Ağabeyiyle arasını düzeltmem zaman almıştı, ama başarmıştım da. Bu beni, Mert'in gözünde sadece daha da çok büyüttü. Eskisinden de iyiydik en azından o öyle düşünüyordu. Her geçen gün Mert'e biraz daha yaklaşıyordum, bana kendini biraz daha açıyordu. Hatta ailesi ile tanışmamı bile istemişti, ben de kabul etmiştim. Sonuçta başından beri istediğim bu değil miydi? Bütün bunları ona ve ailesine yaklaşmak için yapmıyor muydum?

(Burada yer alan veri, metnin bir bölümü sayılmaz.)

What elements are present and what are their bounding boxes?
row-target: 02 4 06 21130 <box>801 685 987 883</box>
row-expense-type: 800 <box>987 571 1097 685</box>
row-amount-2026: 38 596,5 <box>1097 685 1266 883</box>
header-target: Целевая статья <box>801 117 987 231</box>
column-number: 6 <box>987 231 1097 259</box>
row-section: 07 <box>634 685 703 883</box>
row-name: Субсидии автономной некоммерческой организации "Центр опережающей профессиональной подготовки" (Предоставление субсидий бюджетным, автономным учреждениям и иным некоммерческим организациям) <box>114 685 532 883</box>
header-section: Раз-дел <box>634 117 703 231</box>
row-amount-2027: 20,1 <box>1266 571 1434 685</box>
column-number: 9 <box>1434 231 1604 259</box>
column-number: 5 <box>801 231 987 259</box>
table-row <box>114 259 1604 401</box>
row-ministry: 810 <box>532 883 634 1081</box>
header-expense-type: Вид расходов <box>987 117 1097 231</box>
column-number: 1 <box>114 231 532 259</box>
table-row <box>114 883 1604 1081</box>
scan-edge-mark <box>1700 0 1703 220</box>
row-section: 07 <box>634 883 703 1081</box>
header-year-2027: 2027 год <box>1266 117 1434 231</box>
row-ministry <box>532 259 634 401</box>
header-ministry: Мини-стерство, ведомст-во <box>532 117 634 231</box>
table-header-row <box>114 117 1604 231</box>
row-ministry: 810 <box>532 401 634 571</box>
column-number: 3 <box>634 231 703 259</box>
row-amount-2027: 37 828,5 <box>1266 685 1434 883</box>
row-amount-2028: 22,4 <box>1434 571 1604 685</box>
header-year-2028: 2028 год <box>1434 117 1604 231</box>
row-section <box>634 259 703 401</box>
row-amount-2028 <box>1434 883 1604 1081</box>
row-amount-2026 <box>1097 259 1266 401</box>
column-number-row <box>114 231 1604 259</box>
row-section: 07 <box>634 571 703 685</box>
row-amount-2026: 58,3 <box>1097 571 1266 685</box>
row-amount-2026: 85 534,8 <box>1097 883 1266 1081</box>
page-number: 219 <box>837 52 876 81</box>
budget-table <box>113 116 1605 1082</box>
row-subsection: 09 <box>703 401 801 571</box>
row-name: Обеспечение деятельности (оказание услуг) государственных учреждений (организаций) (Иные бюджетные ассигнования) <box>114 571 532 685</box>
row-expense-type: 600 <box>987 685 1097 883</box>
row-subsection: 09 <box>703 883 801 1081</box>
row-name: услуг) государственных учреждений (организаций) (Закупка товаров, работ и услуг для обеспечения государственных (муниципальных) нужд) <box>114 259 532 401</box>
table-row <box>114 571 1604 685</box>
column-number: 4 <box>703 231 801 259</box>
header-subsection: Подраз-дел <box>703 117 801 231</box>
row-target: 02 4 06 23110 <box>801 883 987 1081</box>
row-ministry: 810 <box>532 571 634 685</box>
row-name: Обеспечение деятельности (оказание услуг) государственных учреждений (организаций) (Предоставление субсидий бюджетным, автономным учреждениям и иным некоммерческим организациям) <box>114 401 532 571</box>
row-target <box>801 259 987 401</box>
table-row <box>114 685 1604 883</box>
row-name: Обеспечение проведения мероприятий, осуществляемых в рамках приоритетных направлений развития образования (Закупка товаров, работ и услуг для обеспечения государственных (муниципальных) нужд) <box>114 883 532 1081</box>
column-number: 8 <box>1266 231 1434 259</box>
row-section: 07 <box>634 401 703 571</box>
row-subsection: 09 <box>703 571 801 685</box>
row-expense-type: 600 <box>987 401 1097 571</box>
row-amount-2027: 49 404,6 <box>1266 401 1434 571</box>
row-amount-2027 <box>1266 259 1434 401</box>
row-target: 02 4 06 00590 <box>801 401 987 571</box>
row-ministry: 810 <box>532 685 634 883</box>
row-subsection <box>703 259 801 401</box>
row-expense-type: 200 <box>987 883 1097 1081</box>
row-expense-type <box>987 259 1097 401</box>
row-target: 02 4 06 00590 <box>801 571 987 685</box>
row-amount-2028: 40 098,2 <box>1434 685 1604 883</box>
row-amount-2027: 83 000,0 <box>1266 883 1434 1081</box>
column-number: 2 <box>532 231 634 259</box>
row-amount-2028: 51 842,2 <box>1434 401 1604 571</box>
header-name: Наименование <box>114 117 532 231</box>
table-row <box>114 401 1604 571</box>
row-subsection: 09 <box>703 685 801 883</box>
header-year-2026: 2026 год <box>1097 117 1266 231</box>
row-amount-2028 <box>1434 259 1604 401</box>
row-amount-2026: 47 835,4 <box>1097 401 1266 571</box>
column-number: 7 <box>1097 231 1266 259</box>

----'Parmaklarını yiyeceksin, söylemedi deme.' Mert ile olanları konuşmak için bana gelmişti. Ayrıca bir süre önce verdiği yemek sözünü de tutmuştu. Kızlar birlikte dışarıya çıktığında biz de bu günü kendimize ayırmıştık.
'Merakla bekliyorum, yardım edebileceğim bir şey var mı?' O yemekleri hazırlarken ben de tezgaha yaslanmış onu izliyordum. 'Sen yanımda dur yeter.' Kendimi gülümsemeye zorlarken, ocaktaki tavaya baktım. Mert baş başa kalmak istese bile benim başka bir fikrim vardı.
'Diyorum ki, yemekten sonra kızların yanına mı gitsek?' Mert elindeki bıçağı bırakıp bana doğru döndü. 'Ben aslında baş başa kalırız diye düşünüyordum.' Bana doğru bir adım atarak, üzerime doğru eğildi. Beni öptüğünde, dudaklarına karşı gülümsedim. 'Sadece görünüp, çıkarız. Cemre çağırmıştı, kırmayalım.' Onu ikna etmeye çalışırken o boynumu öpmekle meşguldu. 'Ya Mert!' Bir adım gerileyerek başını salladı.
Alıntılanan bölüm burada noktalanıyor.